私は猫が好きなので、猫に関連するものや、猫と名が付くものについつい反応してしまいます。
お店で偶然見かけたもの、たとえばスマホのカバーとか、ご飯や味噌汁用の茶碗とか、ちょっとした置物とか。
本屋さんで 「猫」という単語が入ったタイトルの本を見つけたら、吸い寄せられるように無意識に近づいていってしまうんですよね。
たとえその本が自分にちょっと馴染みの薄い、敬遠しがちな時代小説だったとしても、猫が題材ならちょっと読んでみようかなと思ってしまうのです。
猫好きが時代小説を読むきっかけは、それで充分。
そしてそんな人にぜひおすすめしたいのが、『大江戸猫三昧』という短編集。
江戸時代を背景とする、猫を題材にした短編小説が10篇入った「時代小説アンソロジー」です。
目次
猫が登場するだけで、時代小説の世界にグッと親しみが湧く!
時代小説のハードルは「馴染みの薄さ」
時代小説ってなんだか難しい言葉とかが多くて、敬遠してしまうという人は結構いるんじゃないでしょうか。かく言う私もそうでした。

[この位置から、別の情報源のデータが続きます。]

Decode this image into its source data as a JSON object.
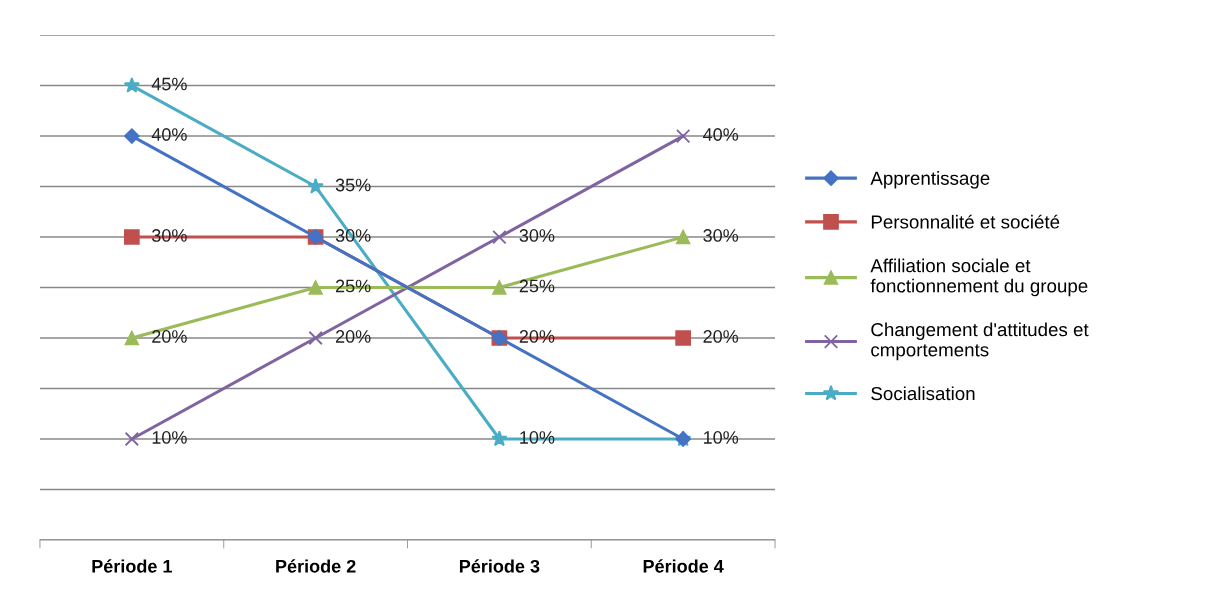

その理由の一つに、「言葉に対する馴染みの薄さ」があります。
やはり時代が違うので、人の名前など聞き慣れない名前がよく出てきます。
特につらいのは役職の名前。例えばこんな名称があります。
御先手同心(おさきてどうしん)
火付盗賊改(ひつけとうぞくあらため)
詳しい人は当たり前のように知っているのかもしれないけど、知らない人にとってはどんな役職なのか漢字から予想しようにもなかなか無理があるので、いちいち調べないとわからないですよね。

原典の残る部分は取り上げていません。